The first modern institution of the kollel, as we know it today, was founded in Kovno in 1877. The famed Kovno Kollel grew into the primary institution for the development of the next generation’s Torah leaders. At various stages, Rav Yitzchak Elchonon Spektor, Rav Yisrael Salanter, Rav Itzele Blazer, the Alter of Slabodka, and the Dvar Avraham, among other Torah giants, were involved in the activities of the kollel. Later, the kollel would merge with the Slabodka yeshivah. Among the many luminaries to have studied there are Rav Dovid Leibowitz, Rav Yaakov Kamenetsky, Rav Yitzchok Ruderman, and Rav Chaim Telzer.

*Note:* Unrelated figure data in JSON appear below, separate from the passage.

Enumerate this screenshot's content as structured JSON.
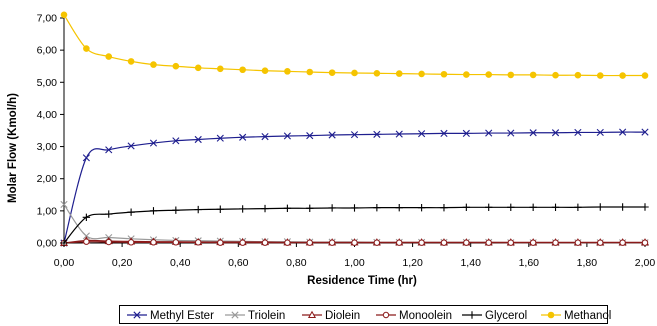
{
  "chart_data": {
    "type": "line",
    "xlabel": "Residence Time (hr)",
    "ylabel": "Molar Flow (Kmol/h)",
    "xlim": [
      0,
      2
    ],
    "ylim": [
      0,
      7
    ],
    "x_ticks": [
      "0,00",
      "0,20",
      "0,40",
      "0,60",
      "0,80",
      "1,00",
      "1,20",
      "1,40",
      "1,60",
      "1,80",
      "2,00"
    ],
    "y_ticks": [
      "0,00",
      "1,00",
      "2,00",
      "3,00",
      "4,00",
      "5,00",
      "6,00",
      "7,00"
    ],
    "grid": false,
    "legend_position": "bottom",
    "x": [
      0.0,
      0.077,
      0.154,
      0.231,
      0.308,
      0.385,
      0.462,
      0.538,
      0.615,
      0.692,
      0.769,
      0.846,
      0.923,
      1.0,
      1.077,
      1.154,
      1.231,
      1.308,
      1.385,
      1.462,
      1.538,
      1.615,
      1.692,
      1.769,
      1.846,
      1.923,
      2.0
    ],
    "series": [
      {
        "name": "Methyl Ester",
        "color": "#1f1f8f",
        "marker": "x",
        "values": [
          0.0,
          2.65,
          2.9,
          3.02,
          3.11,
          3.18,
          3.22,
          3.26,
          3.29,
          3.31,
          3.33,
          3.34,
          3.36,
          3.37,
          3.38,
          3.39,
          3.4,
          3.41,
          3.41,
          3.42,
          3.42,
          3.43,
          3.43,
          3.44,
          3.44,
          3.45,
          3.45
        ]
      },
      {
        "name": "Triolein",
        "color": "#9a9a9a",
        "marker": "x",
        "values": [
          1.2,
          0.22,
          0.17,
          0.13,
          0.1,
          0.08,
          0.07,
          0.06,
          0.05,
          0.04,
          0.04,
          0.03,
          0.03,
          0.03,
          0.02,
          0.02,
          0.02,
          0.02,
          0.02,
          0.02,
          0.01,
          0.01,
          0.01,
          0.01,
          0.01,
          0.01,
          0.01
        ]
      },
      {
        "name": "Diolein",
        "color": "#8b1a1a",
        "marker": "triangle",
        "values": [
          0.0,
          0.08,
          0.06,
          0.05,
          0.04,
          0.04,
          0.03,
          0.03,
          0.03,
          0.03,
          0.02,
          0.02,
          0.02,
          0.02,
          0.02,
          0.02,
          0.02,
          0.02,
          0.02,
          0.02,
          0.02,
          0.02,
          0.02,
          0.02,
          0.02,
          0.02,
          0.02
        ]
      },
      {
        "name": "Monoolein",
        "color": "#8b1a1a",
        "marker": "circle",
        "values": [
          0.0,
          0.04,
          0.03,
          0.02,
          0.02,
          0.02,
          0.02,
          0.01,
          0.01,
          0.01,
          0.01,
          0.01,
          0.01,
          0.01,
          0.01,
          0.01,
          0.01,
          0.01,
          0.01,
          0.01,
          0.01,
          0.01,
          0.01,
          0.01,
          0.01,
          0.01,
          0.01
        ]
      },
      {
        "name": "Glycerol",
        "color": "#000000",
        "marker": "plus",
        "values": [
          0.0,
          0.8,
          0.9,
          0.96,
          1.0,
          1.02,
          1.04,
          1.05,
          1.06,
          1.07,
          1.08,
          1.08,
          1.09,
          1.09,
          1.1,
          1.1,
          1.1,
          1.1,
          1.11,
          1.11,
          1.11,
          1.11,
          1.11,
          1.11,
          1.12,
          1.12,
          1.12
        ]
      },
      {
        "name": "Methanol",
        "color": "#f5c400",
        "marker": "circle-filled",
        "values": [
          7.1,
          6.05,
          5.8,
          5.65,
          5.55,
          5.5,
          5.45,
          5.42,
          5.39,
          5.36,
          5.34,
          5.32,
          5.3,
          5.29,
          5.28,
          5.27,
          5.26,
          5.25,
          5.24,
          5.24,
          5.23,
          5.23,
          5.22,
          5.22,
          5.21,
          5.21,
          5.21
        ]
      }
    ]
  }
}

At the onset of World War II, the rosh yeshivah of Slabodka, Rav Isaac Sher, was in Switzerland being treated for an illness. As the situation worsened back home, the elderly rosh yeshivah was able to receive coveted entry papers to Palestine, immigrating there in 1941 with the hope that the yeshivah would soon join him there. Initially living in Jerusalem, he would give mussar talks to groups of talmidim in Chevron and other yeshivos. He then set out to reestablish his illustrious yeshivah in Bnei Brak.

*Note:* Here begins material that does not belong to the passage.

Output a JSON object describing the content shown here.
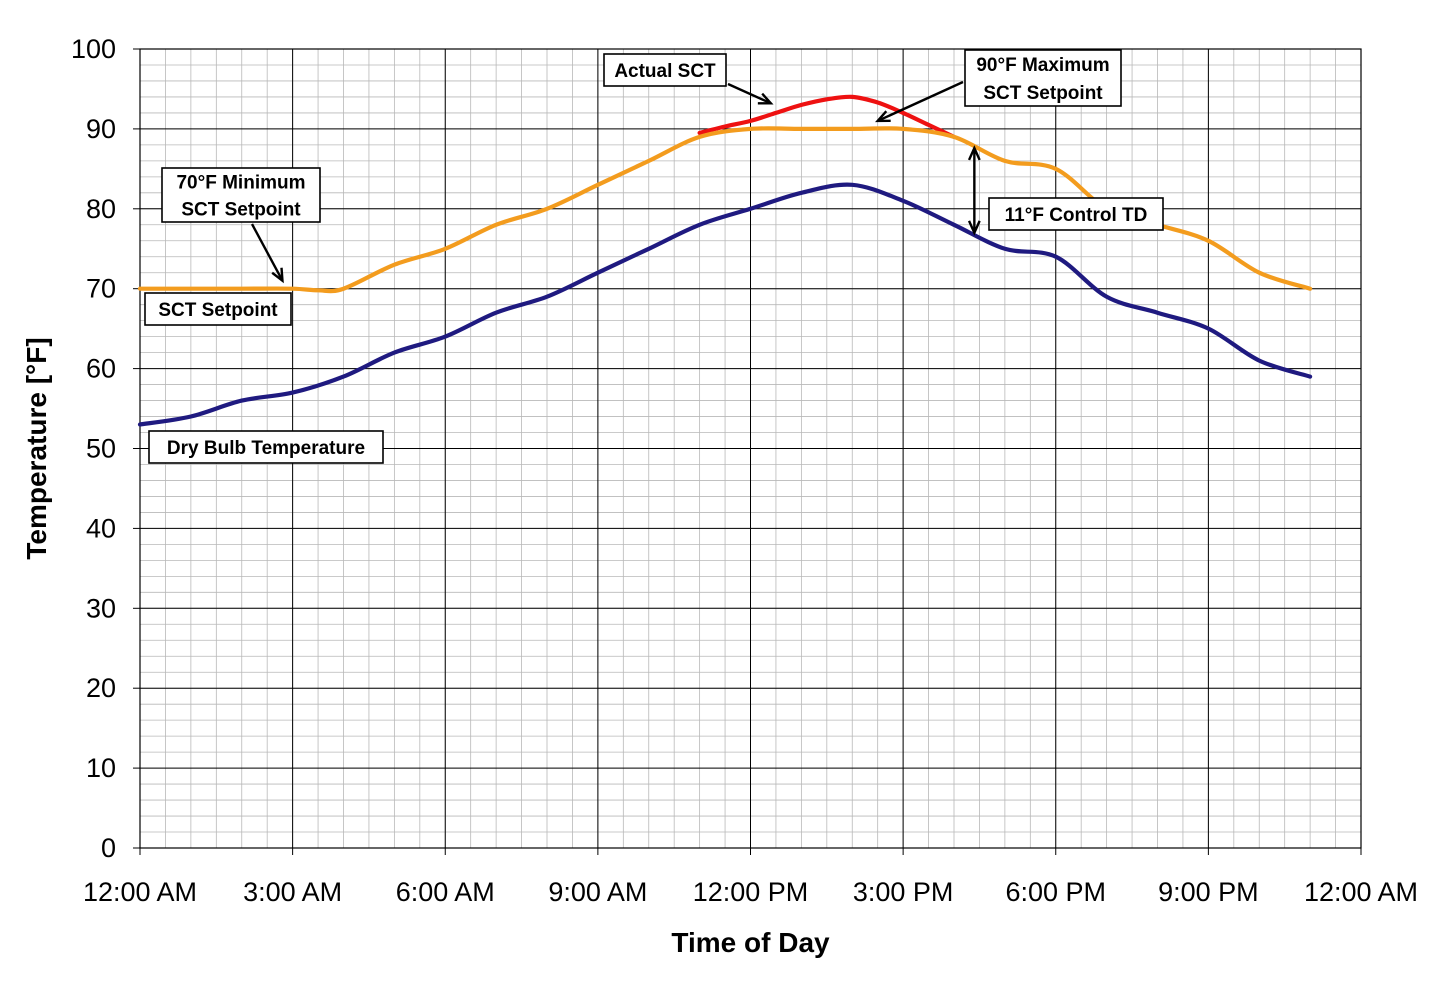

Following the war, he was joined by his son-in-law Rav Mordechai Shulman, who had been stranded in the United States. With the assistance of an established Slabodka alumni base in America, which was led by Rav Yaakov Kamenetsky, Rav Ephraim Pelcovitz, and Rav Moshe Don Sheinkopf, he embarked upon a campaign to build a campus that would eclipse the state-of-the-art building that the yeshivah had moved into in Slabodka just months before the Soviets closed it.

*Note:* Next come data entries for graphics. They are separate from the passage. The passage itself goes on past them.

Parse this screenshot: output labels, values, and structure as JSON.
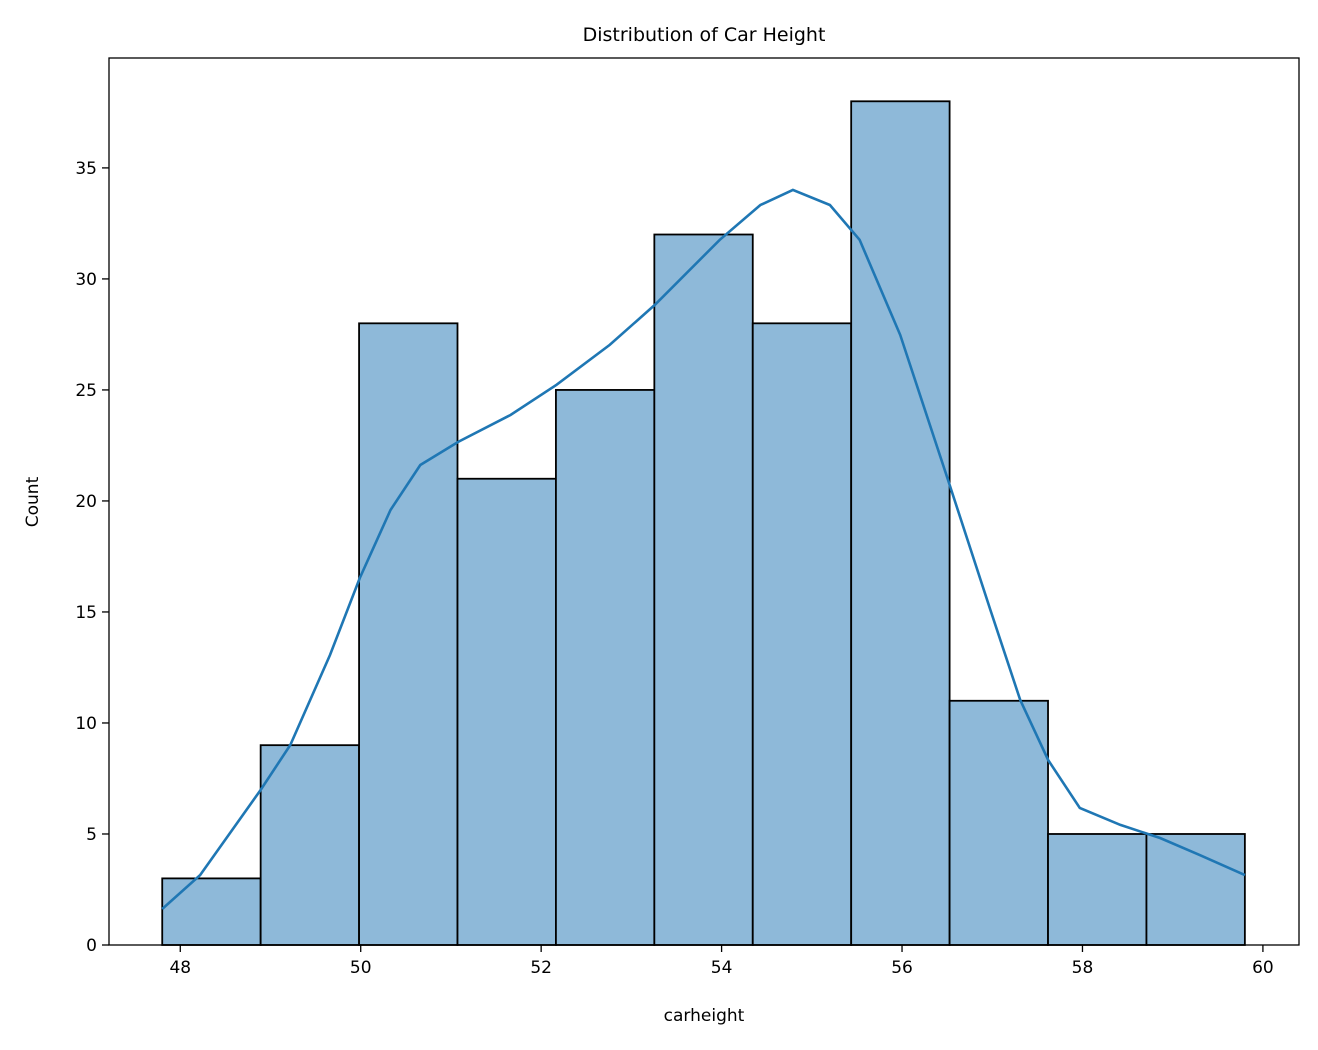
{
  "chart_data": {
    "type": "bar",
    "title": "Distribution of Car Height",
    "xlabel": "carheight",
    "ylabel": "Count",
    "xlim": [
      47.21,
      60.4
    ],
    "ylim": [
      0,
      39.95
    ],
    "xticks": [
      48,
      50,
      52,
      54,
      56,
      58,
      60
    ],
    "yticks": [
      0,
      5,
      10,
      15,
      20,
      25,
      30,
      35
    ],
    "bin_start": 47.8,
    "bin_end": 59.8,
    "values": [
      3,
      9,
      28,
      21,
      25,
      32,
      28,
      38,
      11,
      5,
      5
    ],
    "bar_color": "#8eb9d9",
    "line_color": "#1f77b4",
    "grid": false,
    "kde": {
      "x": [
        47.8,
        48.22,
        48.89,
        49.22,
        49.66,
        49.99,
        50.33,
        50.66,
        51.08,
        51.66,
        52.17,
        52.76,
        53.26,
        53.98,
        54.43,
        54.79,
        55.2,
        55.53,
        55.98,
        56.51,
        56.98,
        57.31,
        57.62,
        57.97,
        58.42,
        58.86,
        59.3,
        59.8
      ],
      "y": [
        1.62,
        3.15,
        6.98,
        9.01,
        13.06,
        16.53,
        19.59,
        21.62,
        22.66,
        23.87,
        25.23,
        27.03,
        28.83,
        31.76,
        33.33,
        34.01,
        33.33,
        31.76,
        27.48,
        20.95,
        15.09,
        11.04,
        8.33,
        6.17,
        5.41,
        4.82,
        4.05,
        3.15
      ]
    }
  }
}
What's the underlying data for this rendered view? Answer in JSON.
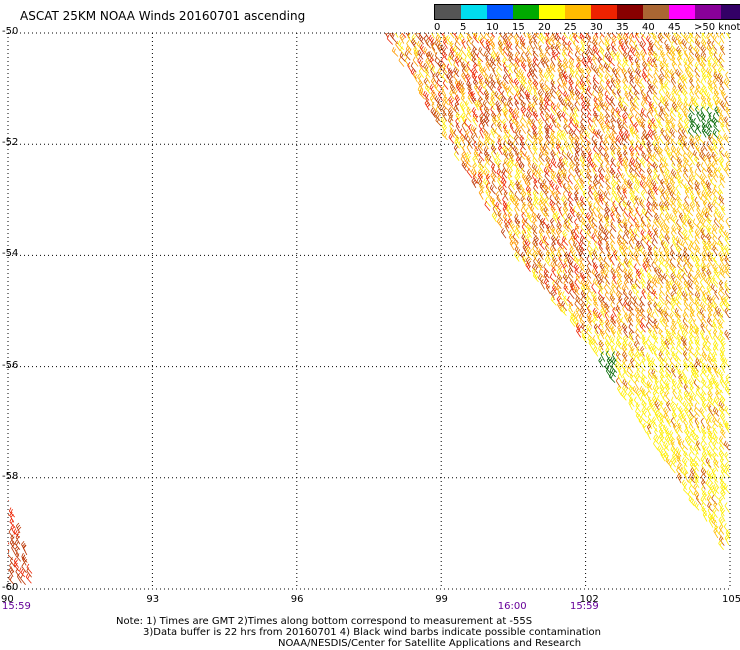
{
  "title": "ASCAT 25KM NOAA Winds 20160701 ascending",
  "legend": {
    "colors": [
      "#555555",
      "#00ddee",
      "#0055ff",
      "#00aa00",
      "#ffff00",
      "#ffbb00",
      "#ee2200",
      "#880000",
      "#aa6633",
      "#ff00ff",
      "#880099",
      "#330066"
    ],
    "labels": [
      "0",
      "5",
      "10",
      "15",
      "20",
      "25",
      "30",
      "35",
      "40",
      "45",
      ">50 knots"
    ]
  },
  "chart_data": {
    "type": "scatter",
    "title": "ASCAT 25KM NOAA Winds 20160701 ascending",
    "xlabel": "",
    "ylabel": "",
    "xlim": [
      90,
      105
    ],
    "ylim": [
      -60,
      -50
    ],
    "x_ticks": [
      "90",
      "93",
      "96",
      "99",
      "102",
      "105"
    ],
    "y_ticks": [
      "-50",
      "-52",
      "-54",
      "-56",
      "-58",
      "-60"
    ],
    "grid": true,
    "times": [
      {
        "label": "15:59",
        "lon": 90
      },
      {
        "label": "16:00",
        "lon": 100.3
      },
      {
        "label": "15:59",
        "lon": 101.8
      }
    ],
    "swaths": [
      {
        "name": "main swath",
        "polygon": [
          [
            97.8,
            -50
          ],
          [
            105,
            -50
          ],
          [
            105,
            -59.5
          ],
          [
            102.2,
            -55.8
          ],
          [
            100.6,
            -54.1
          ]
        ]
      },
      {
        "name": "lower-left swath",
        "polygon": [
          [
            90,
            -58.2
          ],
          [
            90.6,
            -60
          ],
          [
            90,
            -60
          ]
        ]
      }
    ],
    "contamination": [
      {
        "lon": 104.5,
        "lat": -51.7
      },
      {
        "lon": 102.3,
        "lat": -56.1
      }
    ]
  },
  "notes": {
    "line1": "Note: 1) Times are GMT 2)Times along bottom correspond to measurement at -55S",
    "line2": "3)Data buffer is 22 hrs from 20160701 4) Black wind barbs indicate possible contamination",
    "credit": "NOAA/NESDIS/Center for Satellite Applications and Research"
  }
}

The cornerstone-laying ceremony for the new building was a grand affair, held on the last day of Chanukah 1946. Rav Sher declared, “Since the destruction of the Beis Hamikdash, HaKadosh Baruch Hu has nothing in His world aside from the four cubits of halachah. The same applies to us. After the terrible destruction of Europe’s Torah centers, we have nothing but the four cubits of Torah — the yeshivah.”